Sandy fluvisol soil in pots was contaminated with the heavy metal treatments presented in table 1. Each treatment was set up in three replicates. The land was treated and left for three months to form inner microbiological environment. Metals were added as a nitrate salt, Cu(NO3)2, Cd(NO3)2 and Ni(NO)3, so they made the exact concentration calculated per 100 kg soil and were dissolved in deionized water and sprayed onto the soil, which was thoroughly homogenized by mixing and placed in pots of 10 kg. In each pot, four poplar plants were planted as two-year-old seedlings, so with a single treatment (one concentration of a metal) 12 plants (four plants of each clone) were contaminated. Also, control poplars plants of each clone were planted in soil not being treated with heavy metals. Shoots of poplar clones were sampled and a series of extracts was prepared for in vitro analysis.
Preparation of plant extracts – Priprema biljnih ekstrakata
Plant extracts were made from 2 g of plant material (shoots) homogenized with quartz sand and suspended in 10 cm3 0.1 mol/dm3 K2HPO4 at pH 7.0 placed into a cold porcelain mortar and macerated for 2–3 minutes.
Homogenate was centrifuged for 10 min at 4000 g (Quy Hai et al., 1975). The resulting supernatant was used for different antioxidant and scavenger determinations: SOD activity and soluble protein content, total antioxidant activity FRAP method and lipid peroxidation through the determination of malonyldialdehyde MDA.
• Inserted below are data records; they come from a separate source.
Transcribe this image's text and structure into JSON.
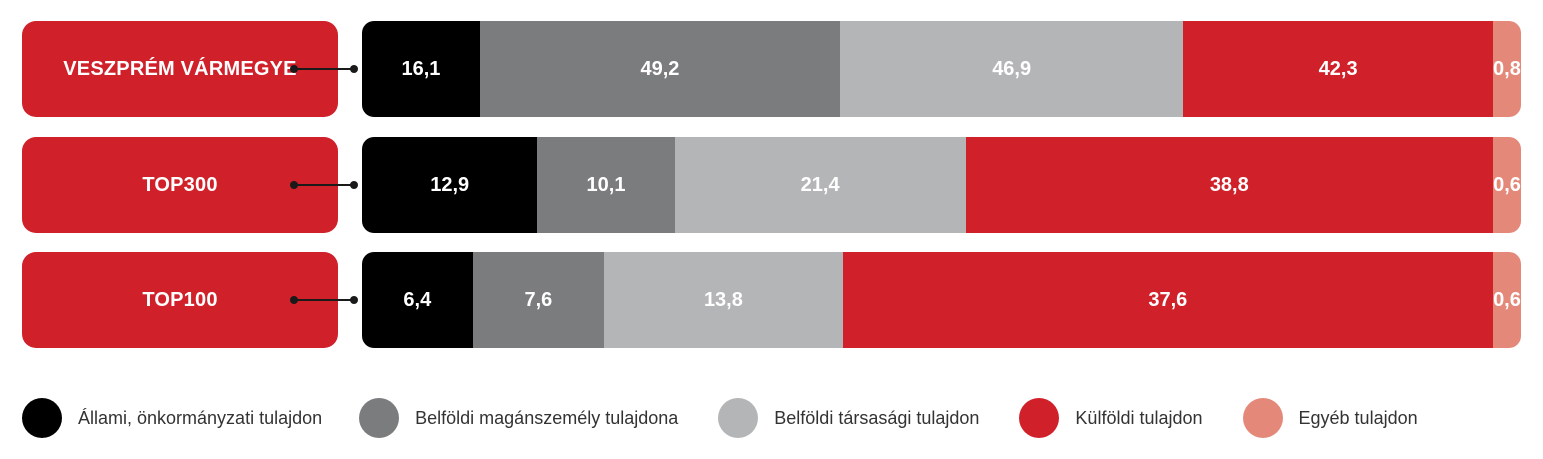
{
  "chart_data": {
    "type": "bar",
    "orientation": "horizontal",
    "stacked": true,
    "categories": [
      "VESZPRÉM VÁRMEGYE",
      "TOP300",
      "TOP100"
    ],
    "series": [
      {
        "name": "Állami, önkormányzati tulajdon",
        "color": "#000000",
        "values": [
          "16,1",
          "12,9",
          "6,4"
        ]
      },
      {
        "name": "Belföldi magánszemély tulajdona",
        "color": "#7b7c7e",
        "values": [
          "49,2",
          "10,1",
          "7,6"
        ]
      },
      {
        "name": "Belföldi társasági tulajdon",
        "color": "#b4b5b7",
        "values": [
          "46,9",
          "21,4",
          "13,8"
        ]
      },
      {
        "name": "Külföldi tulajdon",
        "color": "#d0212a",
        "values": [
          "42,3",
          "38,8",
          "37,6"
        ]
      },
      {
        "name": "Egyéb tulajdon",
        "color": "#e4897a",
        "values": [
          "0,8",
          "0,6",
          "0,6"
        ]
      }
    ],
    "legend_position": "bottom"
  }
}
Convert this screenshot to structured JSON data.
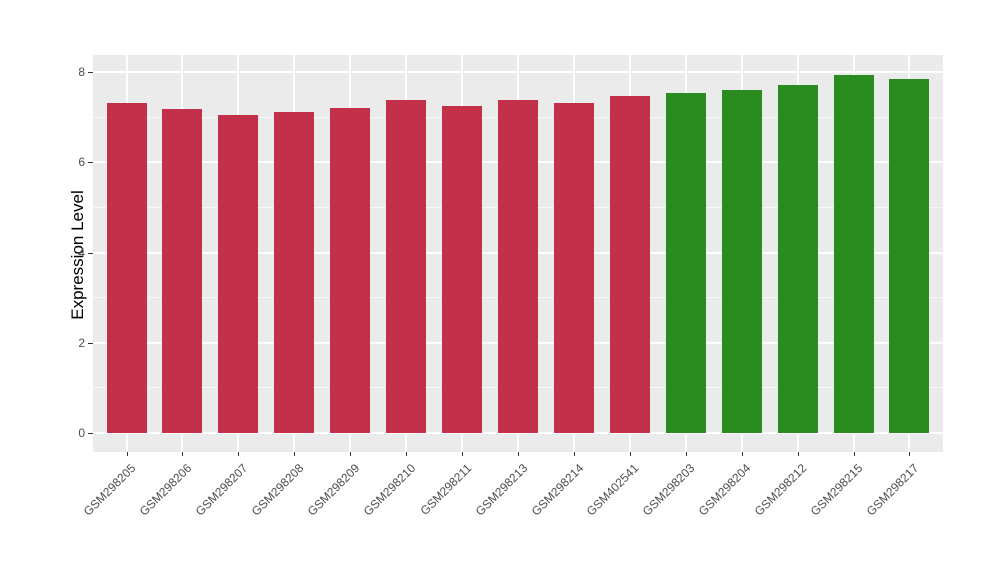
{
  "chart_data": {
    "type": "bar",
    "title": "",
    "xlabel": "",
    "ylabel": "Expression Level",
    "ylim": [
      0,
      8.4
    ],
    "yticks_major": [
      0,
      2,
      4,
      6,
      8
    ],
    "yticks_minor": [
      1,
      3,
      5,
      7
    ],
    "grid": "on",
    "legend_position": "none",
    "panel_background": "#EBEBEB",
    "gridline_color": "#FFFFFF",
    "categories": [
      "GSM298205",
      "GSM298206",
      "GSM298207",
      "GSM298208",
      "GSM298209",
      "GSM298210",
      "GSM298211",
      "GSM298213",
      "GSM298214",
      "GSM402541",
      "GSM298203",
      "GSM298204",
      "GSM298212",
      "GSM298215",
      "GSM298217"
    ],
    "values": [
      7.31,
      7.19,
      7.05,
      7.11,
      7.21,
      7.38,
      7.24,
      7.38,
      7.32,
      7.47,
      7.53,
      7.6,
      7.71,
      7.93,
      7.84
    ],
    "groups": [
      "red",
      "red",
      "red",
      "red",
      "red",
      "red",
      "red",
      "red",
      "red",
      "red",
      "green",
      "green",
      "green",
      "green",
      "green"
    ],
    "group_colors": {
      "red": "#C2304A",
      "green": "#2A8C1E"
    }
  }
}
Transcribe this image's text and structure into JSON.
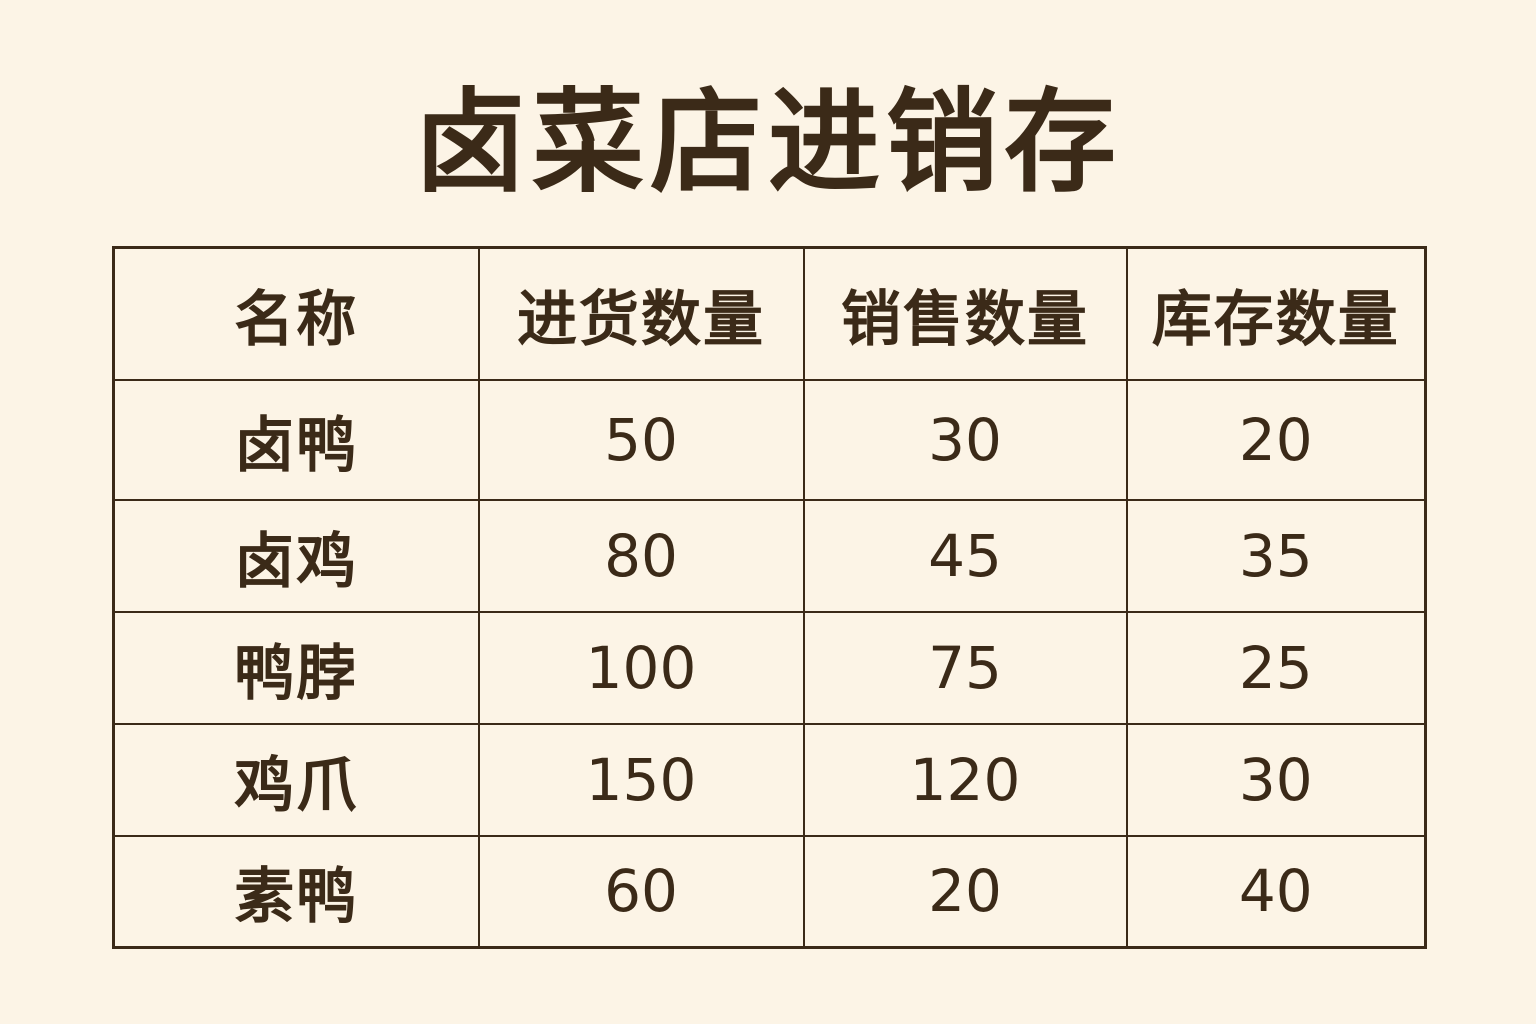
{
  "title": "卤菜店进销存",
  "colors": {
    "background": "#fcf4e6",
    "text": "#3b2a18"
  },
  "table": {
    "headers": [
      "名称",
      "进货数量",
      "销售数量",
      "库存数量"
    ],
    "rows": [
      [
        "卤鸭",
        "50",
        "30",
        "20"
      ],
      [
        "卤鸡",
        "80",
        "45",
        "35"
      ],
      [
        "鸭脖",
        "100",
        "75",
        "25"
      ],
      [
        "鸡爪",
        "150",
        "120",
        "30"
      ],
      [
        "素鸭",
        "60",
        "20",
        "40"
      ]
    ]
  }
}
In vitro studies of extracts poplar clones – In vitro analize ekstrakata klonova topola
Total antioxidant capacity of shoots extracts was estimated according to the FRAP (Ferric Reducing Antioxidant Power) assay (Benzie and Strain, 1999). Total reducing power is expressed as FRAP units. FRAP unit is equal with 100 μmol/dm3 Fe2+. FRAP value was calculated using the formula:
                FRAP value=ΔAsample/ΔAstandard
Lipid peroxidation (LP) was determined by measuring amounts of malonyldialdehyde MDA which is one of its end-products and which is quantified by thiobarbituric acid (hereinafter: TBA) method (Placer et al., 1966). The values were given as nmol of MDA per mg of soluble proteins.
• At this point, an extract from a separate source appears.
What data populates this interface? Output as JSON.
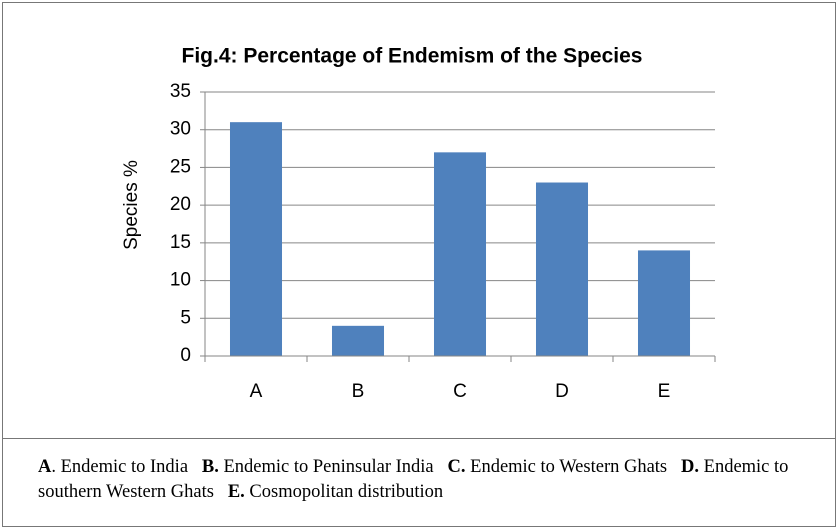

Soluble protein content was determined by the Bradford method (1976) and expressed as mg protein per g of dry weight. Absorbance reading was performed at 595 nm.
The total activity of superoxide dismutase was assayed by monitoring the inhibition of photochemical reduction of nitro blue tetrazolium (hereinafter: NBT) resulting in the blue reduction product of NBT with O2–. Solution in test tubes were stirred for few seconds and set in front of the light source for 10 minutes (Auclair and Voisin, 1985). The unit of SOD was the quantity of enzyme that inhibited NBT reduction by 50 % at 25 °C and 560 nm. All absorbance reading for content of soluble proteins, SOD and FRAP were done using Janway UV / VIS spectrophotometer 6505 and for MDA reading, Multiscan Spectrum Thermo Corporation.